Sandboxing and portals
There are times when it does make sense to lend advanced querying capabilities around your data to other processes of the same machine, or even widely available to any application that might want to make use of it. One real life example of this is LocalSearch used as the GNOME Desktop indexer.
But in this day and age, it is naive to make this data available without constraints on what data can be accessed. TinySPARQL provides a portal for the Flatpak application sandboxing system. This provides the mechanisms to filter the available data for sandboxed users.
How it works
The portal acts as a single entry point for sandboxed applications to have read access to any D-Bus SPARQL endpoint.

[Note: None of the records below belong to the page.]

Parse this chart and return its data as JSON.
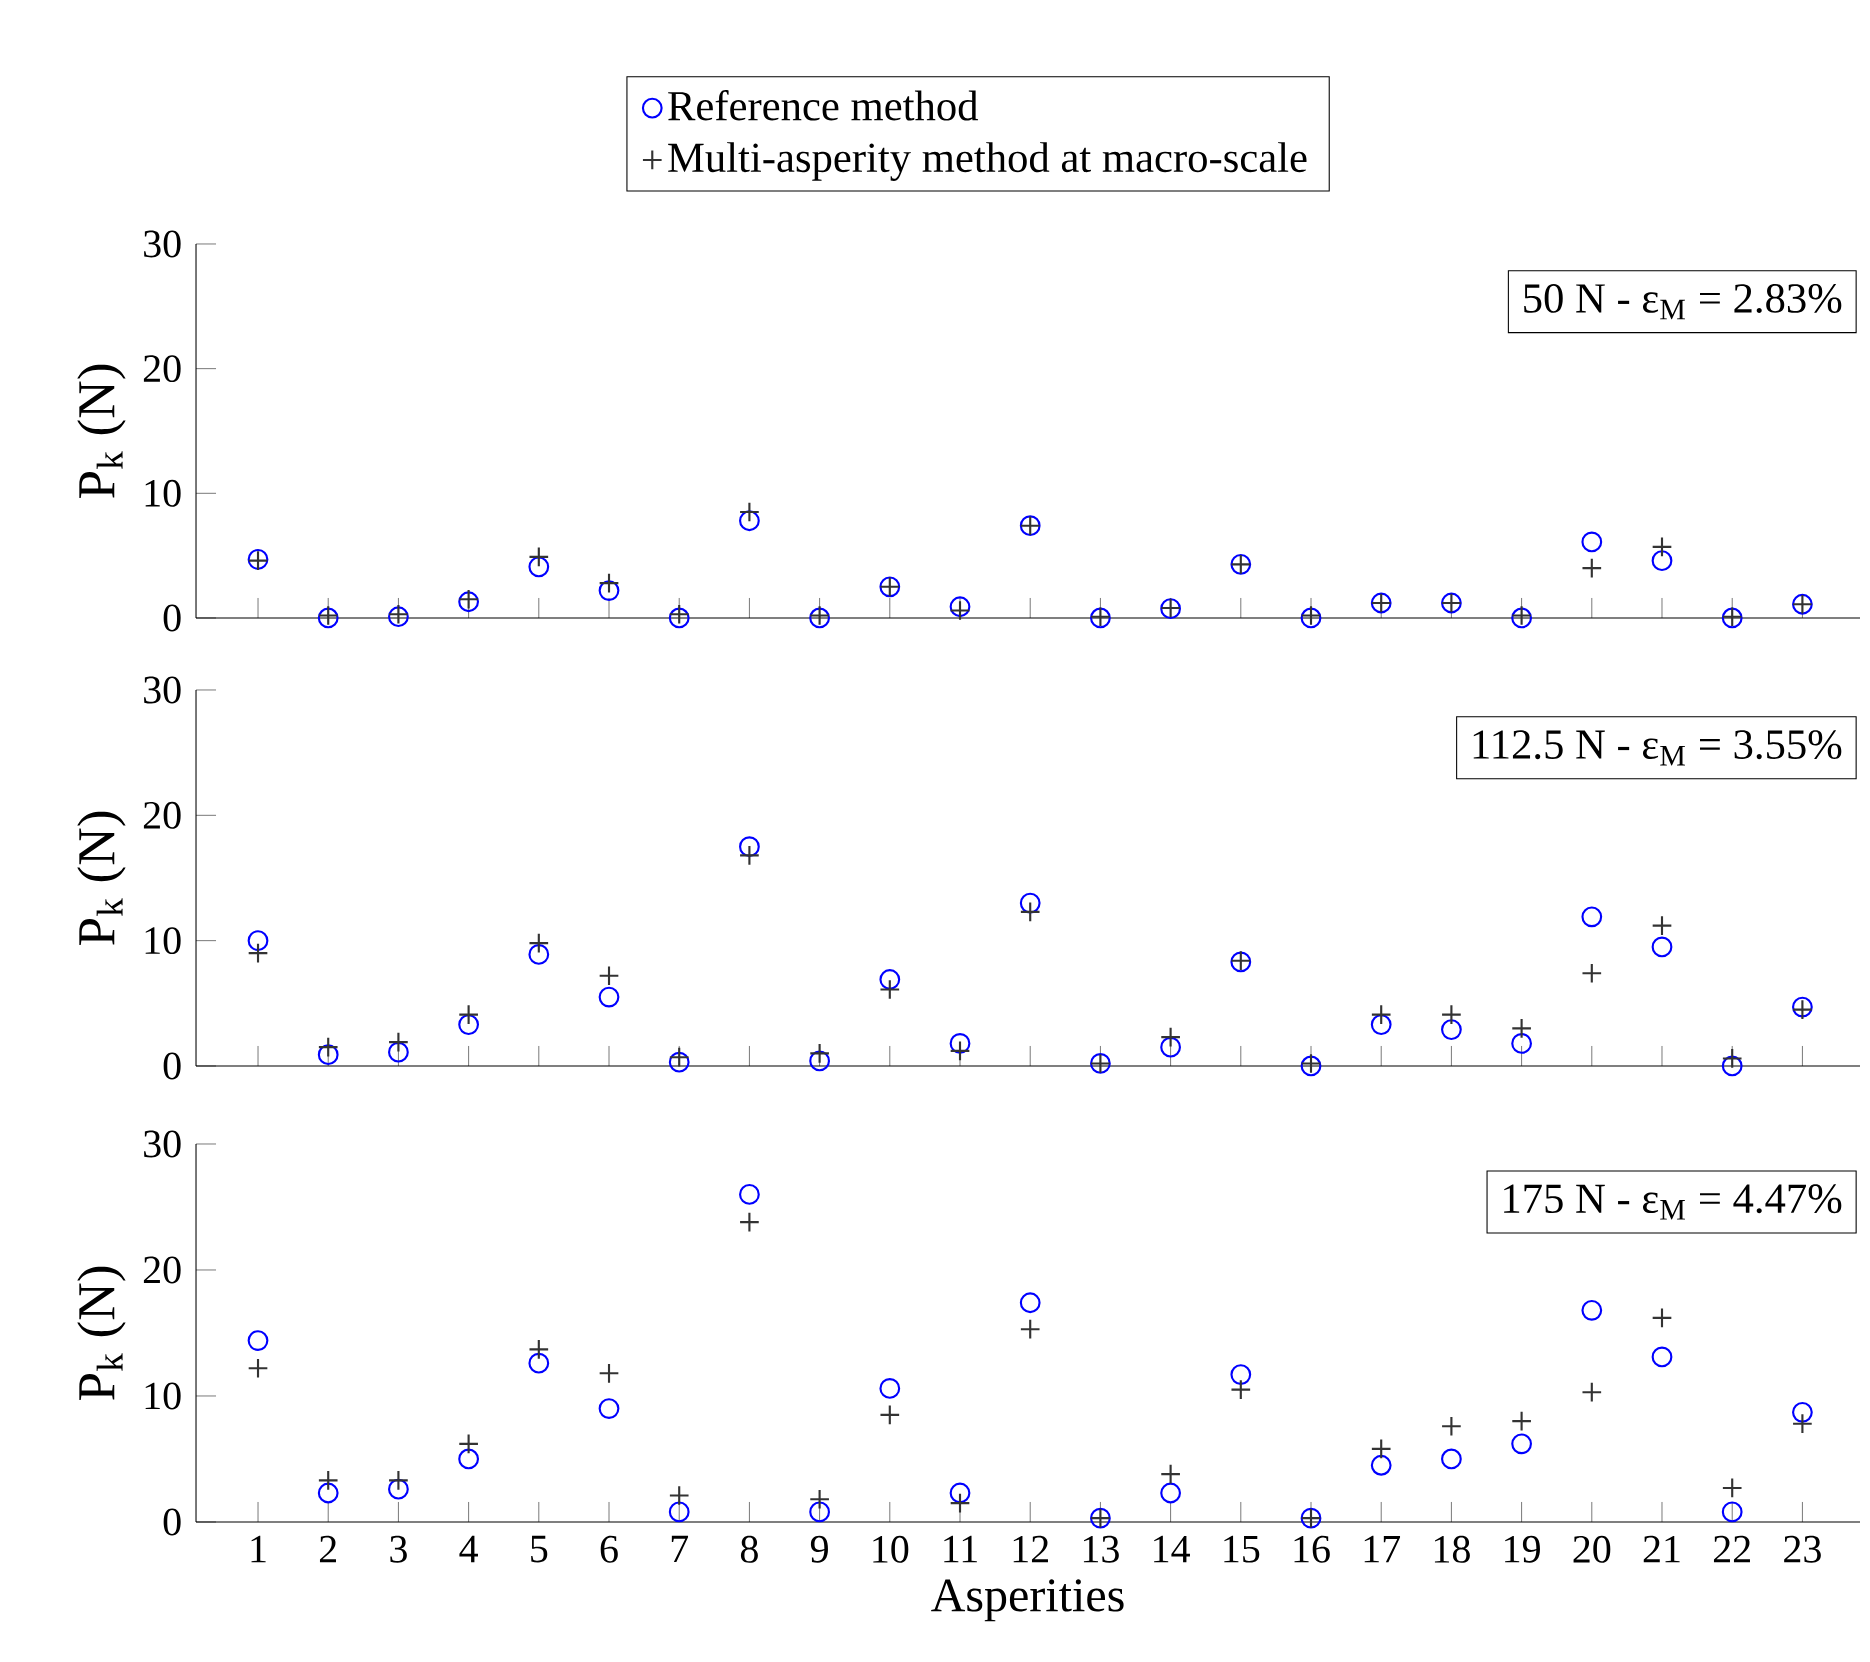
{
  "chart_data": [
    {
      "type": "scatter",
      "ylabel": "P$_{k}$ (N)",
      "annotations": [
        "50 N - ε$_{M}$ = 2.83%"
      ],
      "categories": [
        "1",
        "2",
        "3",
        "4",
        "5",
        "6",
        "7",
        "8",
        "9",
        "10",
        "11",
        "12",
        "13",
        "14",
        "15",
        "16",
        "17",
        "18",
        "19",
        "20",
        "21",
        "22",
        "23"
      ],
      "ylim": [
        0,
        30
      ],
      "yticks": [
        0,
        10,
        20,
        30
      ],
      "tick_labels": "y",
      "legend": "top",
      "grid": false,
      "series": [
        {
          "name": "Reference method",
          "color": "#0000ff",
          "marker": "circle",
          "values": [
            4.7,
            0,
            0.1,
            1.3,
            4.1,
            2.2,
            0,
            7.8,
            0,
            2.5,
            0.9,
            7.4,
            0,
            0.75,
            4.3,
            0,
            1.2,
            1.2,
            0,
            6.1,
            4.6,
            0,
            1.1
          ]
        },
        {
          "name": "Multi-asperity method at macro-scale",
          "color": "#333333",
          "marker": "cross",
          "values": [
            4.6,
            0.2,
            0.3,
            1.5,
            4.9,
            2.8,
            0.3,
            8.5,
            0.2,
            2.5,
            0.6,
            7.4,
            0.1,
            0.8,
            4.3,
            0.2,
            1.2,
            1.2,
            0.2,
            4.0,
            5.7,
            0.1,
            1.1
          ]
        }
      ]
    },
    {
      "type": "scatter",
      "ylabel": "P$_{k}$ (N)",
      "annotations": [
        "112.5 N - ε$_{M}$ = 3.55%"
      ],
      "categories": [
        "1",
        "2",
        "3",
        "4",
        "5",
        "6",
        "7",
        "8",
        "9",
        "10",
        "11",
        "12",
        "13",
        "14",
        "15",
        "16",
        "17",
        "18",
        "19",
        "20",
        "21",
        "22",
        "23"
      ],
      "ylim": [
        0,
        30
      ],
      "yticks": [
        0,
        10,
        20,
        30
      ],
      "tick_labels": "y",
      "grid": false,
      "series": [
        {
          "color": "#0000ff",
          "marker": "circle",
          "values": [
            10.0,
            0.9,
            1.1,
            3.3,
            8.9,
            5.5,
            0.3,
            17.5,
            0.4,
            6.9,
            1.8,
            13.0,
            0.2,
            1.5,
            8.3,
            0,
            3.3,
            2.9,
            1.8,
            11.9,
            9.5,
            0,
            4.7
          ]
        },
        {
          "color": "#333333",
          "marker": "cross",
          "values": [
            9.0,
            1.5,
            1.9,
            4.1,
            9.8,
            7.2,
            0.7,
            16.8,
            1.0,
            6.1,
            1.2,
            12.3,
            0.2,
            2.3,
            8.4,
            0.2,
            4.1,
            4.1,
            3.0,
            7.4,
            11.2,
            0.6,
            4.5
          ]
        }
      ]
    },
    {
      "type": "scatter",
      "ylabel": "P$_{k}$ (N)",
      "xlabel": "Asperities",
      "annotations": [
        "175 N - ε$_{M}$ = 4.47%"
      ],
      "categories": [
        "1",
        "2",
        "3",
        "4",
        "5",
        "6",
        "7",
        "8",
        "9",
        "10",
        "11",
        "12",
        "13",
        "14",
        "15",
        "16",
        "17",
        "18",
        "19",
        "20",
        "21",
        "22",
        "23"
      ],
      "ylim": [
        0,
        30
      ],
      "yticks": [
        0,
        10,
        20,
        30
      ],
      "grid": false,
      "series": [
        {
          "color": "#0000ff",
          "marker": "circle",
          "values": [
            14.4,
            2.3,
            2.6,
            5.0,
            12.6,
            9.0,
            0.8,
            26.0,
            0.8,
            10.6,
            2.3,
            17.4,
            0.3,
            2.3,
            11.7,
            0.3,
            4.5,
            5.0,
            6.2,
            16.8,
            13.1,
            0.8,
            8.7
          ]
        },
        {
          "color": "#333333",
          "marker": "cross",
          "values": [
            12.2,
            3.3,
            3.3,
            6.2,
            13.7,
            11.8,
            2.1,
            23.8,
            1.8,
            8.5,
            1.5,
            15.3,
            0.3,
            3.8,
            10.5,
            0.3,
            5.8,
            7.6,
            8.0,
            10.3,
            16.2,
            2.7,
            7.8
          ]
        }
      ]
    }
  ]
}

The partitioning of the data is decided by the data provider at the time of inserting this data in the RDF triple store, and relies on graphs as the natural partitioning scheme of RDF data. As an example, consider the following updates:
INSERT DATA {
GRAPH example:A {
example:item1 a rdfs:Resource ;
}
GRAPH example:B {
example:item2 a rdfs:Resource ;
}
}
Resulting in the following simple diagram:
At that point, SPARQL queries may target either, both or any graph, e.g.:
# This will return example:item1
SELECT ?element
FROM example:A
{
?element a rdfs:Resource
}
Or perhaps even poke at non-existing graphs:
# This will return no elements
SELECT ?element
FROM example:C
{
?element a rdfs:Resource
}
Graphs may overlap with other graphs, or extend each other.
The data filtering performed by the portal strongly relies on these RDF
semantics for graphs, except that graph access is enforced through the
CONSTRAINT
syntax. These
policies prevail over any other SPARQL syntax to specify graphs, and
will result in filtered graphs being replaced by an empty graph.
Likewise, notification of changes through TrackerNotifier
will
be filtered on the way to sandboxed applications, so that there are only
notifications on changes from the allowed graphs.
Using it from data providers
Data providers are free to decide the data partitioning scheme available to sandboxed applications, by creating graphs and inserting data to those. Access to those graphs will be policied by the portal on their behalf.
Keep in mind that there are limits on the number of graphs that apply on graph creation.
Using it from applications
The portal is transparently integrated in the TinySPARQL library. Applications
may write SPARQL queries so that they work the same while sandboxed or not.
No code changes are needed in the app, as tracker_sparql_connection_bus_new()
will automatically try connect via the portal if it can not talk to the
given D-Bus name directly.
The policy on the accessed graphs is usually defined in the flatpak manifest at the time of bundling the software, e.g.:
{
"finish-args" : [
"--add-policy=Tracker3.dbus:org.example.Endpoint=example:A",
"--add-policy=Tracker3.dbus:org.example.Endpoint=example:B"
]
}
The portal will pick the policy from the /.flatpak-info
file created
by Flatpak, and (with the example arguments) allow access to graphs example:A
and example:B
from the org.example.Endpoint
D-Bus SPARQL endpoint.
Access to other graphs, or other services will be disallowed.
The TinySPARQL library is included in the GNOME Flatpak SDK and runtime. If the app uses a different runtime, you may need to build TinySPARQL in the app manifest.